The project is already a complex one. The bridges are currently owned by the federal government but will eventually be turned over to the state once replaced. They’re considered functionally obsolete, and officials have said pursuing long, costly fixes in lieu of replacement could be catastrophic to crossings that carry tens of millions of cars each year.
The Healey administration now estimates that for the Sagamore Bridge alone, construction on a new bridge would begin in late calendar year 2028 and would last until late 2035 or early 2036. The state had said in applications it submitted last year it could begin construction by 2027.
Even before the latest jump in estimated cost, it was already considered one of the most expensive bridge projects in the country. That means its requests for federal funding would, too, stand among the highest.
Healey has promised to double the state’s financial commitment to the project up to $700 million. State officials hope another $350 million included in a wide-ranging US Senate appropriations bill also survives, though that is no guarantee in a divided Washington staring down a major fight over government funding this fall.
In this round of federal grants, the state plans to seek $372 million between two federal programs, applications for which are due by next week, before applying for nearly $1.08 billion under the federal Bridge Investment Program this fall.
“We think the financing plan is the right one and helps us maximize our chances,” Healey said. “The project has always been about getting both bridges rebuilt and seeing that through.”
Healey’s approach has the backing of members of the state’s federal delegation. The state is trying to fit “the strategy into the money available,” said US Representative William Keating, a Bourne Democrat.
“This is a smart, pragmatic approach to capturing the money,” Keating said in an interview. “The risk is not acting. This was always going to be phased-in over a period of years because it’s such a lengthy project.”
In a joint statement, Senators Elizabeth Warren and Edward Markey, along with Keating, called the Healey administration’s approach an “actionable” one after failed attempts to score funding under Baker, a Republican.

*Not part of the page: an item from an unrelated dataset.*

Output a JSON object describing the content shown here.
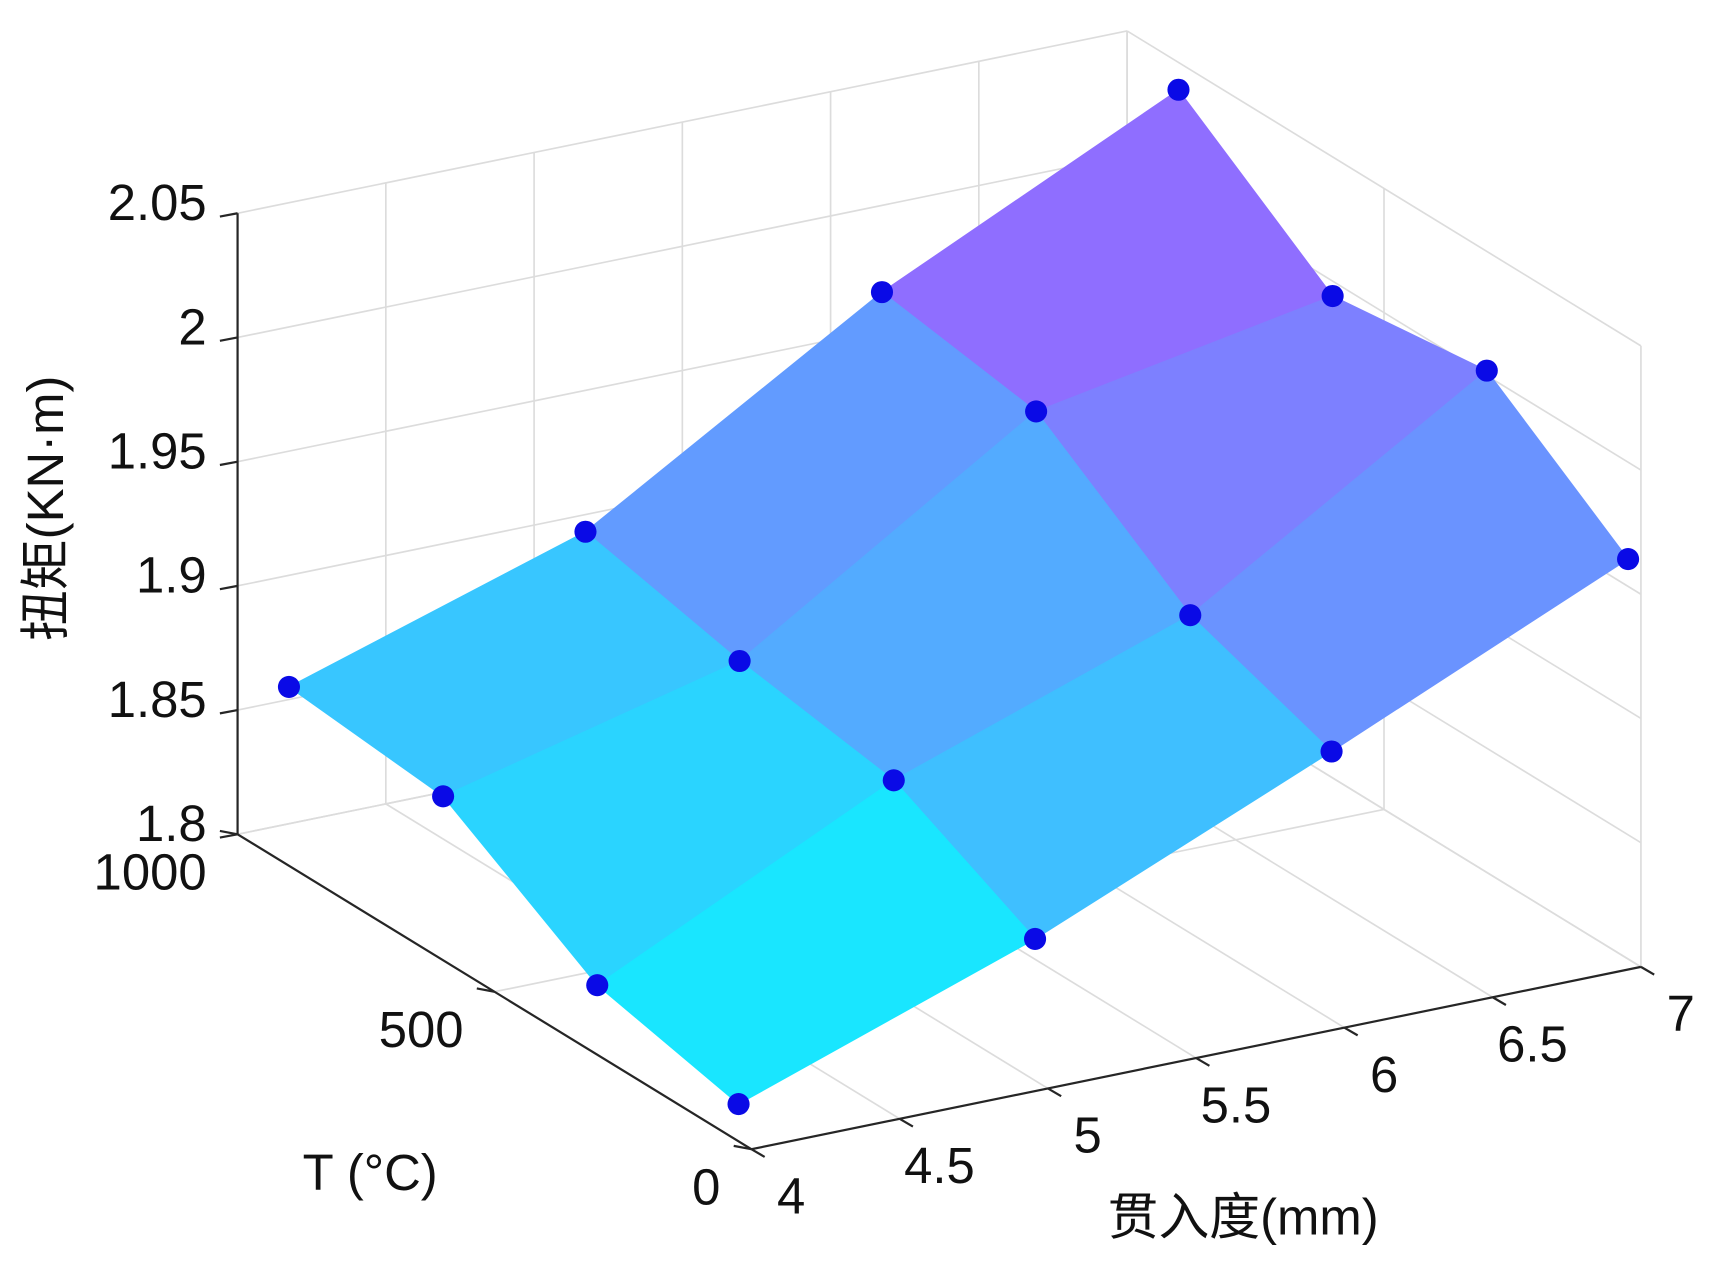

“Massachusetts now has a fighting chance to start replacing the bridges,” the Democrats said.
Federal officials have said previous attempts to score aid for the project failed partly because the state and Army Corps of Engineers didn’t have a fully fleshed-out financing plan. A Department of Transportation official told state officials in March that it had identified a $630 million shortfall in the project, according to meeting notes obtained by The Boston Globe.
The bridges, which first opened to traffic in 1935, were intended to stand for just 50 years, and the Army Corps recommended in 2020 that both be replaced.
Without replacing or fixing each bridge, officials have warned they could be forced to permanently close a lane in each direction by 2032 on the Bourne Bridge and 2036 on the Sagamore Bridge. Should they simply fix things as they fail, officials warned they would likely have to begin limiting the size of trucks allowed on either bridge in 2026 and 2030, respectively.
State officials said they plan to replace the Sagamore Bridge first because it carries nearly 17,000 more cars on average each day than the Bourne.
“This is great that we’re moving ahead with an improved application that hopefully answers some of the questions” federal officials had last year, said state Senator Susan Moran, a Falmouth Democrat. “But we really want to make sure we continue the two-bridge [goal].”
MJ Mastrangelo, chair of the Bourne Select Board, said the panel had not yet been formally briefed on the state’s new financing approach. But she said she’s willing to consider it, even if it potentially means extending the timeline for replacing both bridges.
“It prolongs the agony for the Bourne Bridge users,” she said. “But you’ve got to start somewhere.”